Prerequisites

It is recommended to have basic knowledge of network security, TCP and datacenter setup and the common terminologies used in them. Also, the readers are expected to go through the School of Sre contents -

What to expect from this course

This part will cover how a datacenter infrastructure is segregated for different application needs as well as the consideration of deciding where to place an application. These will be broadly based on, Security, Scale, RTT (latency), Infrastructure features.

Each of these topics will be covered in detail,

Security - Will cover threat vectors faced by services facing external/internal clients. Potential mitigation options to consider while deploying them. This will touch upon perimeter security, DDoS protection, Network demarcation and ring-fencing the server clusters.

Scale - Deploying large scale applications, require a better understanding of infrastructure capabilities, in terms of resource availability, failure domains, scaling options like using anycast, layer 4/7 load balancer, DNS based load balancing.

RTT (latency) - Latency plays a key role in determining the overall performance of the distributed service/application, where calls are made between hosts to serve the users.

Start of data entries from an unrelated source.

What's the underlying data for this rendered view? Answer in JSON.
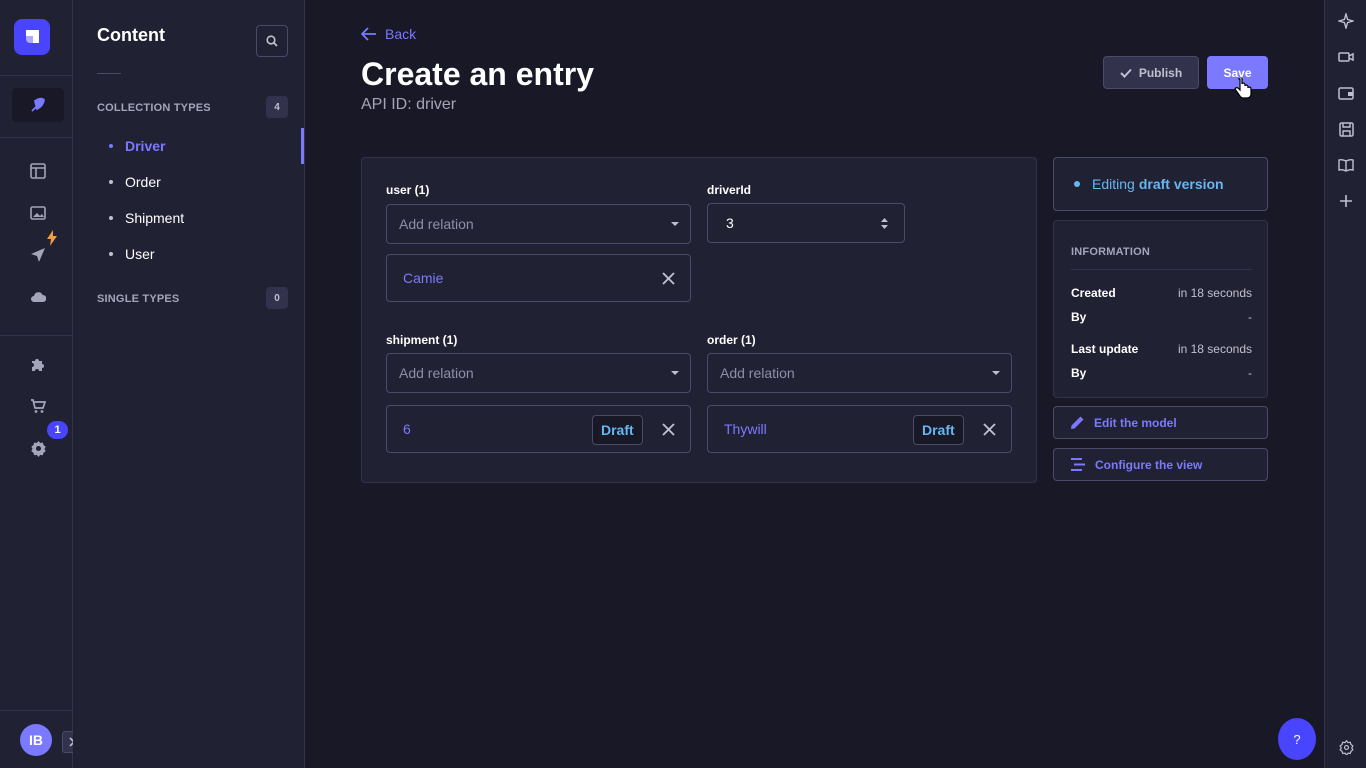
{
  "left_rail": {
    "badge_count": "1",
    "user_initials": "IB"
  },
  "subnav": {
    "title": "Content",
    "collection_types_label": "COLLECTION TYPES",
    "collection_types_count": "4",
    "collection_items": [
      "Driver",
      "Order",
      "Shipment",
      "User"
    ],
    "single_types_label": "SINGLE TYPES",
    "single_types_count": "0"
  },
  "header": {
    "back_label": "Back",
    "title": "Create an entry",
    "api_id": "API ID: driver",
    "publish_label": "Publish",
    "save_label": "Save"
  },
  "form": {
    "user": {
      "label": "user (1)",
      "placeholder": "Add relation",
      "related_item": "Camie"
    },
    "driverId": {
      "label": "driverId",
      "value": "3"
    },
    "shipment": {
      "label": "shipment (1)",
      "placeholder": "Add relation",
      "related_item": "6",
      "status": "Draft"
    },
    "order": {
      "label": "order (1)",
      "placeholder": "Add relation",
      "related_item": "Thywill",
      "status": "Draft"
    }
  },
  "sidebar": {
    "status_prefix": "Editing",
    "status_value": "draft version",
    "info_title": "INFORMATION",
    "info_rows": [
      {
        "key": "Created",
        "value": "in 18 seconds"
      },
      {
        "key": "By",
        "value": "-"
      },
      {
        "key": "Last update",
        "value": "in 18 seconds"
      },
      {
        "key": "By",
        "value": "-"
      }
    ],
    "edit_model_label": "Edit the model",
    "configure_view_label": "Configure the view"
  },
  "help_label": "?",
  "colors": {
    "accent": "#7b79ff",
    "primary": "#4945ff",
    "draft": "#66b7f1",
    "background": "#181826",
    "surface": "#212134"
  }
}
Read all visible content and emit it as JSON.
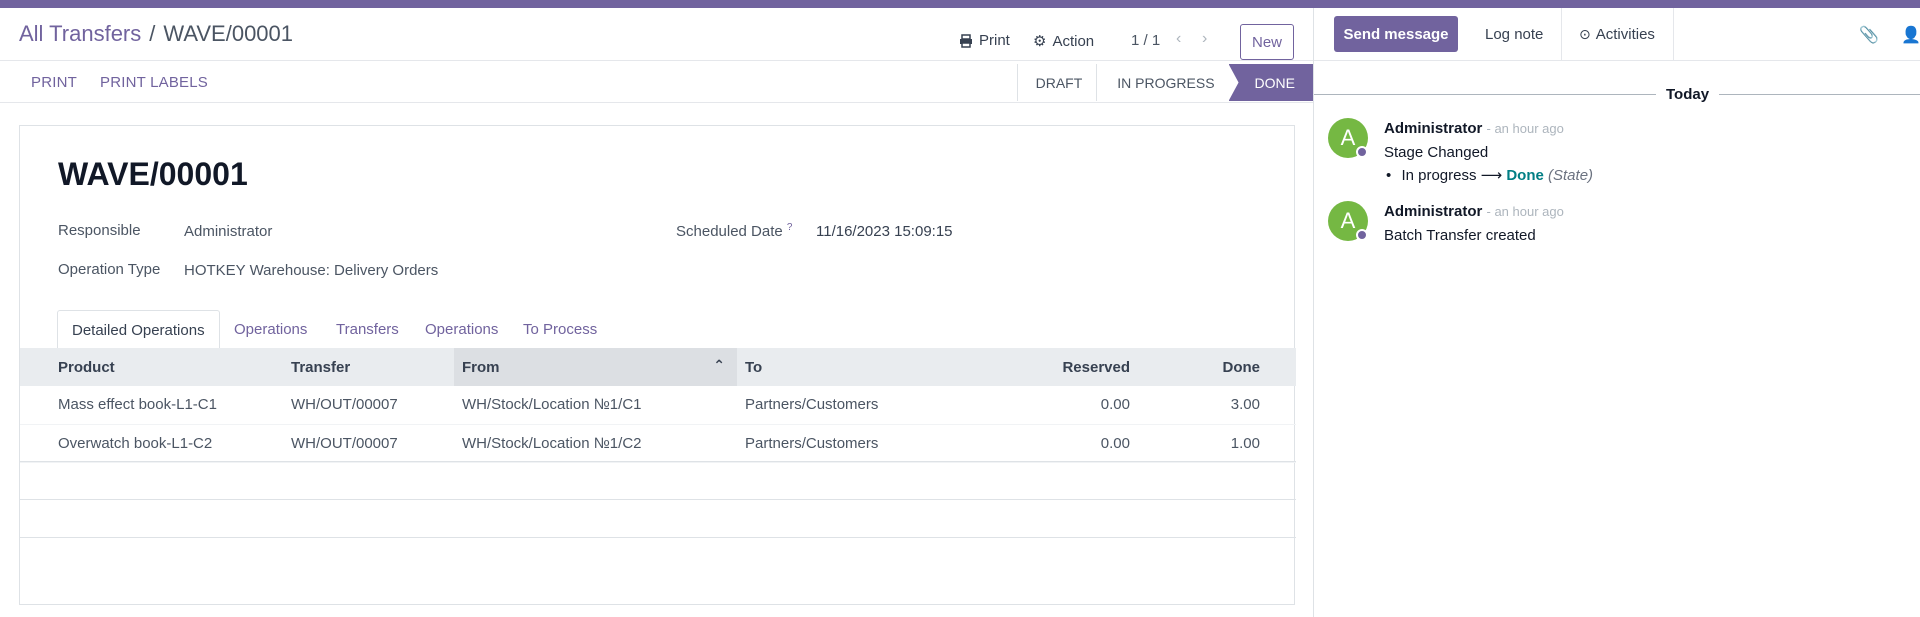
{
  "breadcrumb": {
    "parent": "All Transfers",
    "separator": "/",
    "current": "WAVE/00001"
  },
  "toolbar": {
    "print_label": "Print",
    "action_label": "Action",
    "pager": "1 / 1",
    "new_label": "New"
  },
  "buttons": {
    "print": "PRINT",
    "print_labels": "PRINT LABELS"
  },
  "status": {
    "draft": "DRAFT",
    "in_progress": "IN PROGRESS",
    "done": "DONE"
  },
  "form": {
    "name": "WAVE/00001",
    "responsible_label": "Responsible",
    "responsible": "Administrator",
    "operation_type_label": "Operation Type",
    "operation_type": "HOTKEY Warehouse: Delivery Orders",
    "scheduled_date_label": "Scheduled Date",
    "help_mark": "?",
    "scheduled_date": "11/16/2023 15:09:15"
  },
  "tabs": [
    "Detailed Operations",
    "Operations",
    "Transfers",
    "Operations",
    "To Process"
  ],
  "table": {
    "columns": [
      "Product",
      "Transfer",
      "From",
      "To",
      "Reserved",
      "Done"
    ],
    "rows": [
      [
        "Mass effect book-L1-C1",
        "WH/OUT/00007",
        "WH/Stock/Location №1/C1",
        "Partners/Customers",
        "0.00",
        "3.00"
      ],
      [
        "Overwatch book-L1-C2",
        "WH/OUT/00007",
        "WH/Stock/Location №1/C2",
        "Partners/Customers",
        "0.00",
        "1.00"
      ]
    ]
  },
  "chatter": {
    "send_message": "Send message",
    "log_note": "Log note",
    "activities": "Activities",
    "day_label": "Today",
    "messages": [
      {
        "avatar": "A",
        "author": "Administrator",
        "time": "- an hour ago",
        "title": "Stage Changed",
        "from": "In progress",
        "arrow": "⟶",
        "to": "Done",
        "field": "(State)"
      },
      {
        "avatar": "A",
        "author": "Administrator",
        "time": "- an hour ago",
        "text": "Batch Transfer created"
      }
    ]
  },
  "colors": {
    "brand": "#71639e",
    "avatar": "#75b843",
    "link": "#017e84"
  }
}
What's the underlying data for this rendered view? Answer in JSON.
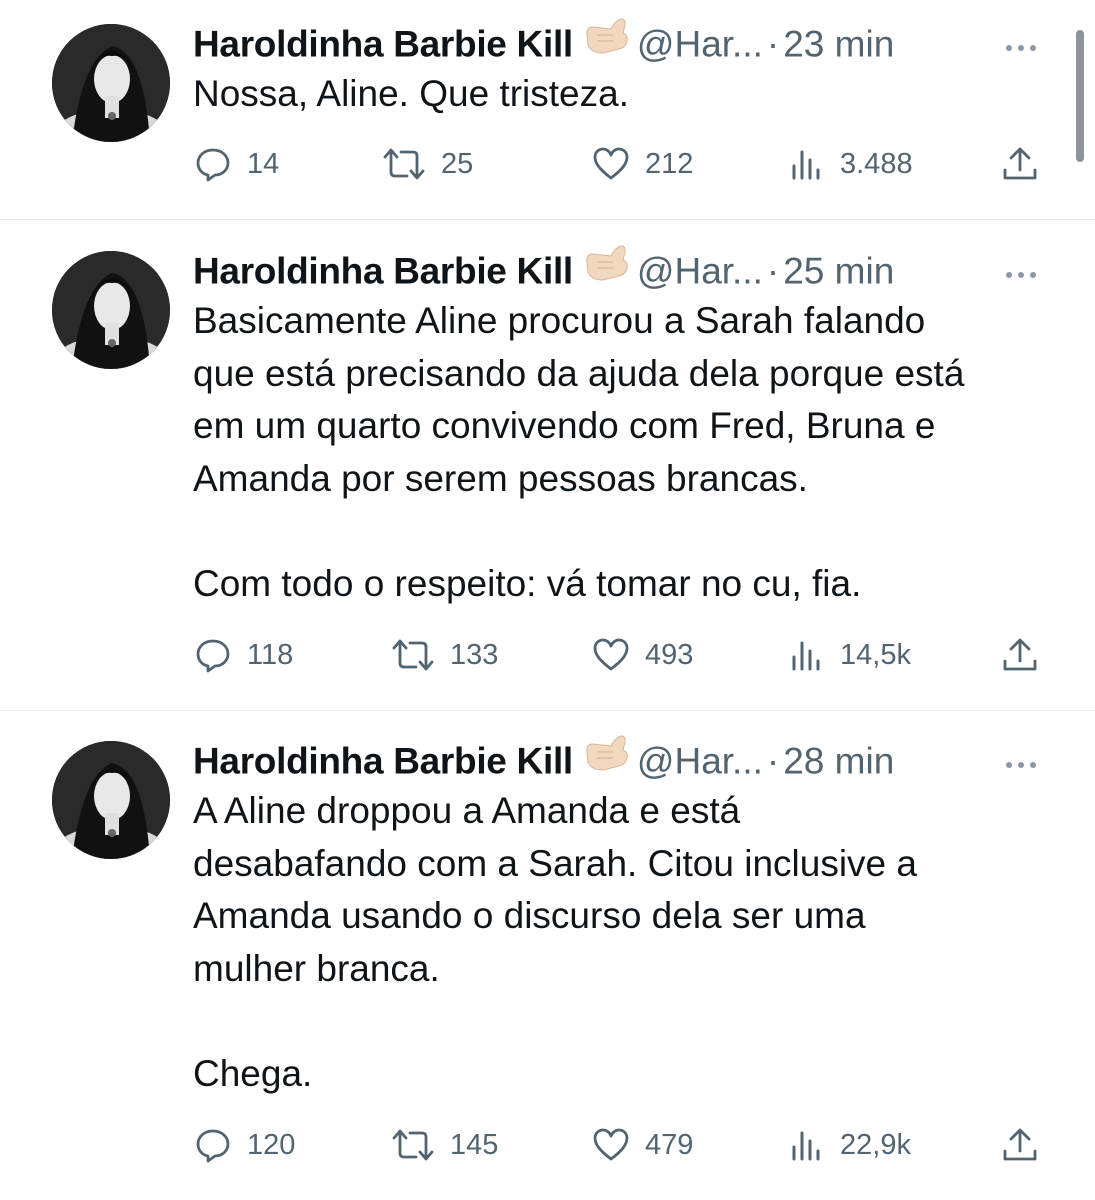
{
  "tweets": [
    {
      "author": {
        "name": "Haroldinha Barbie Kill",
        "emoji": "🤙🏻",
        "handle": "@Har...",
        "separator": "·",
        "time": "23 min"
      },
      "text": "Nossa, Aline. Que tristeza.",
      "actions": {
        "replies": "14",
        "retweets": "25",
        "likes": "212",
        "views": "3.488"
      }
    },
    {
      "author": {
        "name": "Haroldinha Barbie Kill",
        "emoji": "🤙🏻",
        "handle": "@Har...",
        "separator": "·",
        "time": "25 min"
      },
      "text": "Basicamente Aline procurou a Sarah falando\nque está precisando da ajuda dela porque está\nem um quarto convivendo com Fred, Bruna e\nAmanda por serem pessoas brancas.\n\nCom todo o respeito: vá tomar no cu, fia.",
      "actions": {
        "replies": "118",
        "retweets": "133",
        "likes": "493",
        "views": "14,5k"
      }
    },
    {
      "author": {
        "name": "Haroldinha Barbie Kill",
        "emoji": "🤙🏻",
        "handle": "@Har...",
        "separator": "·",
        "time": "28 min"
      },
      "text": "A Aline droppou a Amanda e está\ndesabafando com a Sarah. Citou inclusive a\nAmanda usando o discurso dela ser uma\nmulher branca.\n\nChega.",
      "actions": {
        "replies": "120",
        "retweets": "145",
        "likes": "479",
        "views": "22,9k"
      }
    }
  ],
  "colors": {
    "text_primary": "#0f1419",
    "text_secondary": "#536471",
    "divider": "#e6e9ec"
  },
  "icons": {
    "reply": "speech-bubble",
    "retweet": "retweet-arrows",
    "like": "heart",
    "views": "bar-chart",
    "share": "upload-arrow",
    "more": "three-dots",
    "hand": "call-me-hand-emoji"
  }
}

Infrastructure features - Some of the aspects to consider are, whether the underlying data centre infrastructure supports ToR resiliency, i.e., features like link bundling (bonds), BGP (Border Gateway Protocol), support for anycast service, load balancer, firewall, Quality of Service.

What is not covered under this course

Though these parameters play a role in designing an application, we will not go into the details of the design. Each of these topics are vast, hence the objective is to introduce the terms and relevance of the parameters in them, and not to provide extensive details about each one of them.

Course Contents

Terminology

Before discussing each of the topics, it is important to get familiar with few commonly used terms

Cloud

This refers to hosted solutions from different providers like Azure, AWS, GCP. Wherein enterprises can host their applications for either public or private usage.

On-prem

This term refers to physical Data Center(DC) infrastructure, built and managed by enterprises themselves. This can be used for private access as well as public (like users connecting over the Internet).

Leaf switch (ToR)

This refers to the switch, where the servers connect to, in a DC. They are called by many names, like access switch, Top of the Rack switch, Leaf switch.

The term leaf switch comes from the Spine-leaf architecture, where the access switches are called leaf switches. Spine-leaf architecture is commonly used in large/hyper-scale data centres, which brings very high scalability options for the DC switching layer and is also more efficient in building and implementing these switches. Sometimes these are referred to as Clos architecture.

Spine switch

Spine switches are the aggregation point of several leaf switches, they provide the inter-leaf communication and also connect to the upper layer of DC infrastructure.

DC fabric

As the data centre grows, multiple Clos networks need to be interconnected, to support the scale, and fabric switches help to interconnect them.

Cabinet

This refers to the rack, where the servers and ToR are installed. One cabinet refers to the entire rack.

BGP

It is the Border Gateway Protocol, used to exchange routing information between routers and switches. This is one of the common protocols used in the Internet and as well Data Centers as well. Other protocols are also used in place of BGP, like OSPF.

VPN

A Virtual Private Network is a tunnel solution, where two private networks (like offices, datacentres, etc) can be interconnected over a public network (internet). These VPN tunnels encrypt the traffic before sending over the Internet, as a security measure.

NIC

Network Interface Card refers to the module in Servers, which consists of the Ethernet port and the interconnection to the system bus. It is used to connect to the switches (commonly ToR switches).

Flow

Flows refer to a traffic exchange between two nodes (could be servers, switches, routers, etc), which has common parameters like source/destination IP address, source/destination port number, IP Protocol number. This helps in traffic a particular traffic exchange session, between two nodes (like a file copy session, or an HTTP connection, etc).

ECMP

Equal Cost Multi-Path means, a switch/router can distribute the traffic to a destination, among multiple exit interfaces. The flow information is used to build a hash value and based on that, exit interfaces are selected. Once a flow is mapped to a particular exit interface, all the packets of that flow exit via the same interface only. This helps in preventing out of order delivery of packets.

RTT

This is a measure of the time it takes for a packet from the source to reach the destination and return to the source. This is most commonly used in measuring network performance and also troubleshooting.

TCP throughput

This is the measure of the data transfer rate achieved between two nodes. This is impacted by many parameters like RTT, packet size, window size, etc.

Unicast

This refers to the traffic flow between a single source to a single destination (i.e.) like ssh sessions, where there is one to one communication.

Anycast

This refers to one-to-one traffic flow as above, but endpoints could be multiple (i.e.) a single source can send traffic to any one of the destination hosts in that group. This is achieved by having the same IP address configured in multiple servers and every new traffic flow is mapped to one of the servers.

Multicast

This refers to one-to-many traffic flow (i.e.) a single source can send traffic to multiple destinations. To make it feasible, the network routers replicate the traffic to different hosts (which register as members of that particular multicast group).